Reperfusion therapy with SAC/VAL or VAL offers robust acute infarct-sparing benefits; however, SAC/VAL treatment offered superior short-term and long-term benefits in preventing MI-induced LV dysfunction compared with VAL. SAC/VAL also significantly attenuated LV scar size following MI compared with placebo, whereas VAL did not reach statistical significance in scar reduction.
沙库巴曲缬沙坦(SAC/VAL)已被美国食品和药物管理局批准用于射血分数降低的心力衰竭(HFrEF)。
本研究旨在通过兔心肌梗死模型,探讨 SAC/VAL 对急性心肌梗死(MI)及心脏重构的影响。
新西兰白兔镇静后通过球囊膨胀(术前植入)行 MI(45 分钟缺血),随后进行 72 小时(急性组)或 10 周(慢性组)的再灌注。“梗死保护”方案:在再灌注时随机给予 SAC/VAL、VAL 或安慰剂。“HFrEF 治疗”方案:兔随机分组,在超声心动图证实左心室射血分数(LVEF)≤40%后开始治疗。“HFrEF 预防”方案:在再灌注时开始治疗,整个研究期间每日用药。

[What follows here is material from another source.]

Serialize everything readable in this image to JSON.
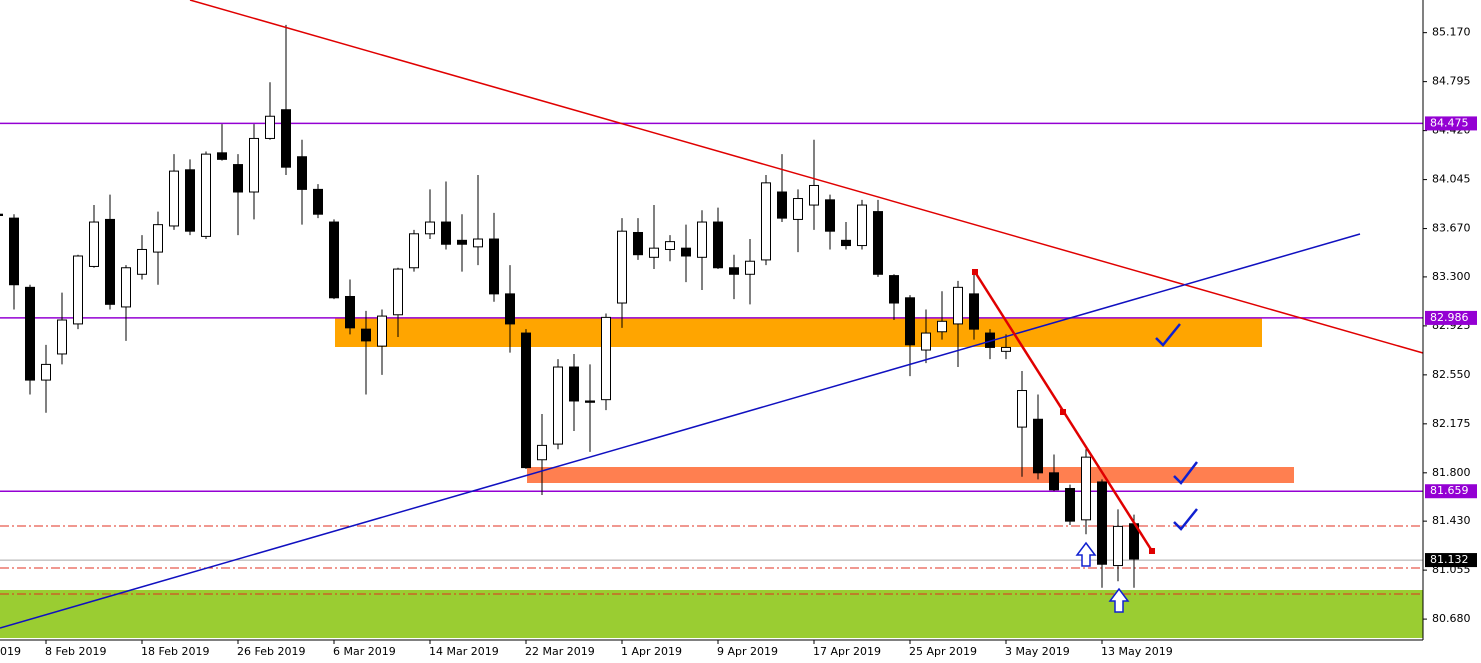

与安慰剂相比,SAC/VAL 和 VAL 显著减少梗死面积(TTC 染色)和血浆肌钙蛋白水平,但只有 SAC/VAL 在 MI 后 72 小时时保留了 LVEF。在 HFrEF 治疗方案中,与安慰剂和 VAL 相比,SAC/VAL 治疗 2 周后开始改善 LVEF,且该获益持续至研究结束。在 HFrEF 预防方案中,SAC/VAL 和 VAL 减轻了 MI 后 LVEF 的下降,但 SAC/VAL 提供了更好的功能保护。两种治疗方案中观察到的功能改善与 SAC/VAL 组左心室(LV)瘢痕面积(苦味酸天狼星红染色)的显著减少相平行。
再灌注治疗 SAC/VAL 或 VAL 可提供强大的急性梗死保护作用;然而,与 VAL 相比,SAC/VAL 治疗在预防 MI 诱导的 LV 功能障碍方面具有更好的短期和长期获益。与安慰剂相比,SAC/VAL 还显著减轻了 MI 后的 LV 瘢痕面积,而 VAL 在减少瘢痕方面未达到统计学意义。